DQA is a system-level design and does not involve parameter training. It uses a playback-based evaluation protocol: on 150 anonymized enterprise IT support scenarios, a user simulator interacts with the DQA agent for multiple turns to measure success rate and average turns.

Key Experimental Results¶

Main Results¶

Method	Success Rate	Avg. Turns
Multi-turn RAG Baseline	41.3%	8.4
Ours (DQA)	78.7%	3.9

Ablation Study¶

Configuration	Success Rate	Description
DQA Full	78.7%	Complete framework
w/o Aggregation	~55%	Significant degradation without root-cause aggregation
w/o Diagnostic State	~50%	No cross-turn state tracking
w/o Action Strategy	~60%	No explicit action selection

Key Findings¶

DQA nearly doubles the success rate (41.3% → 78.7%) while reducing the average number of turns by more than half (8.4 → 3.9).
Root-cause level aggregation is more effective than per-document retrieval because it compresses redundancy while preserving distributional signals.
The explicit diagnostic state allows the system to accumulate evidence across turns and avoid repetitive questioning.
The transition of action strategies (Questioning → Investigation → Solution) naturally corresponds to changes in diagnostic confidence.

Highlights & Insights¶

Paradigm Shift from Document Retrieval to Root-Cause Aggregation: While traditional RAG operates at the document level, DQA elevates this to semantic concept (root cause) aggregation. This idea can be generalized to any retrieval scenario requiring structured insights from many similar cases.
Implicit Belief Update: Updating the diagnostic state through per-turn re-retrieval and re-aggregation avoids the complexity of explicit probabilistic models. This represents a "retrieval-as-inference" strategy.
Formalization of Diagnostic Actions: Constraining open-ended dialogue into three action types makes system behavior interpretable and controllable.
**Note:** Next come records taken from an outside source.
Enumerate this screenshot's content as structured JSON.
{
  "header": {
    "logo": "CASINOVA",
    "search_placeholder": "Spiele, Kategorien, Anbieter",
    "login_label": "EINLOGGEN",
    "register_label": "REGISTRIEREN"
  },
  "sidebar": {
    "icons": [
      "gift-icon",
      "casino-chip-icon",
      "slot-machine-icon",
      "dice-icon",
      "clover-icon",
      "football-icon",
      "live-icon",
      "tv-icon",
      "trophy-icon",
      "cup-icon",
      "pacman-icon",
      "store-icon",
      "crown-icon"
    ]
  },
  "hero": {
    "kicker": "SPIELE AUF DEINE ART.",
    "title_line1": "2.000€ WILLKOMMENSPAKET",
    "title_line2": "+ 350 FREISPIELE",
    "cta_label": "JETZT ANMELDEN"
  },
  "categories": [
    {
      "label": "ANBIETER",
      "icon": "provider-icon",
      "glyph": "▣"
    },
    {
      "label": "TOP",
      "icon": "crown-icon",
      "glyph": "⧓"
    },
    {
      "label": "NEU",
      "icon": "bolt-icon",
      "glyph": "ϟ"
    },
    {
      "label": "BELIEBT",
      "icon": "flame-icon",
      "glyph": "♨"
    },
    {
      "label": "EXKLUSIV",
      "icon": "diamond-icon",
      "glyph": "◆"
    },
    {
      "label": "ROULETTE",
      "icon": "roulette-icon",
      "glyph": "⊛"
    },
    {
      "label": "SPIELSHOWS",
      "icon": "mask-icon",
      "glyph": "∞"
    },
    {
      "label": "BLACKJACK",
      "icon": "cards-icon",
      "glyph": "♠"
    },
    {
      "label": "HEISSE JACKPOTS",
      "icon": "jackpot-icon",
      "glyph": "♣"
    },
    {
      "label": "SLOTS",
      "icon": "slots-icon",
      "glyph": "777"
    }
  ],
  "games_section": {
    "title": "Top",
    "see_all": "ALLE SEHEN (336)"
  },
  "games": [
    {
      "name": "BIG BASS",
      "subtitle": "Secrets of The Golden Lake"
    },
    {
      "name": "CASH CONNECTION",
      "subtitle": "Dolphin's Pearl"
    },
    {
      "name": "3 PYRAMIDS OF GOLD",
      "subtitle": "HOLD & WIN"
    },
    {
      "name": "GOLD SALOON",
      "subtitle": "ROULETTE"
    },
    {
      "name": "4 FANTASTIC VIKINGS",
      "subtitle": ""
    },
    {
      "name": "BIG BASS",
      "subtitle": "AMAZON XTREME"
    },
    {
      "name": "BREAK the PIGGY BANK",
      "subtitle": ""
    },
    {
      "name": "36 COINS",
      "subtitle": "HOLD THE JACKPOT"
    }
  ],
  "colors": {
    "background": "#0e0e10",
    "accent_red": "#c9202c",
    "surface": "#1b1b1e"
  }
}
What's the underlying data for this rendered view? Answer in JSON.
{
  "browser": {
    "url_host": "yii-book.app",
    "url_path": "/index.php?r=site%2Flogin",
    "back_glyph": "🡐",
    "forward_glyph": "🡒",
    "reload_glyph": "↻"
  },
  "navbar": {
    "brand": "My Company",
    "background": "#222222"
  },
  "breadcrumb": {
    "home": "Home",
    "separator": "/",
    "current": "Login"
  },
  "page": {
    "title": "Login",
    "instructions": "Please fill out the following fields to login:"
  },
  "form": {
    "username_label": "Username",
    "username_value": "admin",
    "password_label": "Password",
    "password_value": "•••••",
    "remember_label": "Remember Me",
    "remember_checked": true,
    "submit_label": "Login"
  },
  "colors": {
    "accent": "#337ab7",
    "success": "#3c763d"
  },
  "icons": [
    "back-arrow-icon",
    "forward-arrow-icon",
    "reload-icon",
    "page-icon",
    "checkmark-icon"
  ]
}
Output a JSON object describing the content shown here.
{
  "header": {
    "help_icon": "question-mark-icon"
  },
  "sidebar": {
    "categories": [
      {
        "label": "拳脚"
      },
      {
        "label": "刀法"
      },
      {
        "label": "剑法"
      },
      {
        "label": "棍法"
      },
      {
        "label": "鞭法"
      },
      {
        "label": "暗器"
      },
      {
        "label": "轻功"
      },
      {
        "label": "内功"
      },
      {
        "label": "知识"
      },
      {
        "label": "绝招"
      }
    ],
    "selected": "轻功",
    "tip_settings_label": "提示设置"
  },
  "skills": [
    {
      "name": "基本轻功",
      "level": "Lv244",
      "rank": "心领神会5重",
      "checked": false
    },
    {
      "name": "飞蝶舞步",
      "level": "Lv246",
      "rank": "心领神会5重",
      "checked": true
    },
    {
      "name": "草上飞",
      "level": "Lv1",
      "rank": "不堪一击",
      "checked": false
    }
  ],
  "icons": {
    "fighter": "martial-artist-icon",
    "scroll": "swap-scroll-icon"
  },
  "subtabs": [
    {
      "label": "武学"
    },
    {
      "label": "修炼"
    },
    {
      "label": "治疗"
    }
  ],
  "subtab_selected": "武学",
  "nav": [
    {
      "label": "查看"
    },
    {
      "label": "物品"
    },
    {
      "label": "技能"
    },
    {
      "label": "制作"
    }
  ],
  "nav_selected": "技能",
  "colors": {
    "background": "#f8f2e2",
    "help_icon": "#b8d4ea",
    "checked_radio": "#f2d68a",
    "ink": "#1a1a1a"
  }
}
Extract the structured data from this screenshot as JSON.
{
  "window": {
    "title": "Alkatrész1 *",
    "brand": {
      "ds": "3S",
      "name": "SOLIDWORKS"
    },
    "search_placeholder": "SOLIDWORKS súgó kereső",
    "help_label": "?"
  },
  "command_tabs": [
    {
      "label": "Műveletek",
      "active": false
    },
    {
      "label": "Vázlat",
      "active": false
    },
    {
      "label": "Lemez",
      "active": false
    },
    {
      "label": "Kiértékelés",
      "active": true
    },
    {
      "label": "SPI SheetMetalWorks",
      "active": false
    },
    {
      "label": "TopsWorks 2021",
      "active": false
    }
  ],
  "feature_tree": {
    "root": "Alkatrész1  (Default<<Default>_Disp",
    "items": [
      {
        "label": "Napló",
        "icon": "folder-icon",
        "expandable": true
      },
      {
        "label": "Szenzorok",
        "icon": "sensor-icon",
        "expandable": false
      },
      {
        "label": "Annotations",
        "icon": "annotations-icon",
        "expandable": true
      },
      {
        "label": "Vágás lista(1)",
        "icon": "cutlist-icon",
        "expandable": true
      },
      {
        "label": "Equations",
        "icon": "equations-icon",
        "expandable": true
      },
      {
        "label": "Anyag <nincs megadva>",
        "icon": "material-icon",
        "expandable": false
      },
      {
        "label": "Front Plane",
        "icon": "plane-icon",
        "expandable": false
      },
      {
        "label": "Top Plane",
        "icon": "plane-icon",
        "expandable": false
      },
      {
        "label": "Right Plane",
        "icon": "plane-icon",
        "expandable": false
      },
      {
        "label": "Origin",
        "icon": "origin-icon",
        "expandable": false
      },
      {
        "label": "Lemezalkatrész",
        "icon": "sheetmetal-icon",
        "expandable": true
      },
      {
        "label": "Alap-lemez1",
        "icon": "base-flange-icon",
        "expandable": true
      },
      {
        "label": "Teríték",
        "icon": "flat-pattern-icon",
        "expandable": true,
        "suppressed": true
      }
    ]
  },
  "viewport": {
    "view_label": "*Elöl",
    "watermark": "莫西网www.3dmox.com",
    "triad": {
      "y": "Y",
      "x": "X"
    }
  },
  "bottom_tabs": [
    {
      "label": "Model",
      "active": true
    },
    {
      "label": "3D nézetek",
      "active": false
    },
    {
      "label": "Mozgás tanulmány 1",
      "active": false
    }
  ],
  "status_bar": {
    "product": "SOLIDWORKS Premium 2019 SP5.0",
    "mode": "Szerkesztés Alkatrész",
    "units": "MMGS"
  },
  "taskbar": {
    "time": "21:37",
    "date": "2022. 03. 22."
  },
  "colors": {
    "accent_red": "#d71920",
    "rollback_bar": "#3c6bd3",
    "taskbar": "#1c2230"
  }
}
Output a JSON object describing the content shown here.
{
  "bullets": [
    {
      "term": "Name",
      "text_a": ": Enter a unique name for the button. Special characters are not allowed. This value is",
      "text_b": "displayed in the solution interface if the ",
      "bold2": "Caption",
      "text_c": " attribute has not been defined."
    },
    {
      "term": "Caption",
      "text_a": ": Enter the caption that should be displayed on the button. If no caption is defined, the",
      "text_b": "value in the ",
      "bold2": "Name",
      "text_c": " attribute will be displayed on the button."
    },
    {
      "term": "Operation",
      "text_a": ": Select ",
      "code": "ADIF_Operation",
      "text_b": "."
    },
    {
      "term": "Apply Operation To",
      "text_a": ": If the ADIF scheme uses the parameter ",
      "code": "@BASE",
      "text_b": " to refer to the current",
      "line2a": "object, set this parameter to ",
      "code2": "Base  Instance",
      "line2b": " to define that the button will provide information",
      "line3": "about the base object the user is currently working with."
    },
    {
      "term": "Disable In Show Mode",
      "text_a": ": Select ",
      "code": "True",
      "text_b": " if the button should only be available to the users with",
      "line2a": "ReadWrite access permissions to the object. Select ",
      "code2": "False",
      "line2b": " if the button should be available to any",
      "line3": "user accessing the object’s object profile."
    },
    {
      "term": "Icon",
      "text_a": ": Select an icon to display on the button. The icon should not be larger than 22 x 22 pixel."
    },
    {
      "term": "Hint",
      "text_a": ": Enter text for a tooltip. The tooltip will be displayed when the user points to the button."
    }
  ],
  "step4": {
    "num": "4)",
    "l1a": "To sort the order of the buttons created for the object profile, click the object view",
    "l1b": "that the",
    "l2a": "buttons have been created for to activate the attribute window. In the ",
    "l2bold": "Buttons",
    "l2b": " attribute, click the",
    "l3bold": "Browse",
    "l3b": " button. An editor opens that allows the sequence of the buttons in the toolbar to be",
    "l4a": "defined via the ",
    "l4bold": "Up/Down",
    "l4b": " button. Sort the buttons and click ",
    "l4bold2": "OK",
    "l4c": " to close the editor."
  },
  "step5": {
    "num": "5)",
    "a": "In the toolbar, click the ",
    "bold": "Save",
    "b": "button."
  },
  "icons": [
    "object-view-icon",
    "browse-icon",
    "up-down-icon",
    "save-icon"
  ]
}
Limitations & Future Work¶

The evaluation is based on a playback protocol with 150 scenarios, which is relatively small and may not fully reflect real-world deployment.
Clustering quality depends on the quality of the ticket resolution fields; noisy or incomplete descriptions could impact performance.
Current strategies use three manually defined action types; future work could explore learned policies.
Latency and scalability issues for integration with real-time systems were not discussed.

vs. Standard Multi-turn RAG: Multi-turn RAG improves retrieval robustness but does not represent diagnostic state. DQA explicitly tracks hypotheses and evidence.
vs. Case-Based Reasoning (CBR): CBR adapts from a few cases, whereas DQA aggregates distributional information from a large neighborhood.
vs. Medical Diagnostic Dialogue: Shared logic of uncertainty reduction, but IT scenarios involve higher heterogeneity and faster-changing fault patterns.

Rating¶

Novelty: ⭐⭐⭐⭐ The combination of root-cause aggregation and diagnostic state is a novel design in RAG systems.
Experimental Thoroughness: ⭐⭐⭐ Significant performance gains, though the 150-scenario evaluation scale is small.
Writing Quality: ⭐⭐⭐⭐ Clear problem definition and systematic method design.
Value: ⭐⭐⭐⭐ Directly practical for enterprise IT support; the aggregation concept is highly generalizable.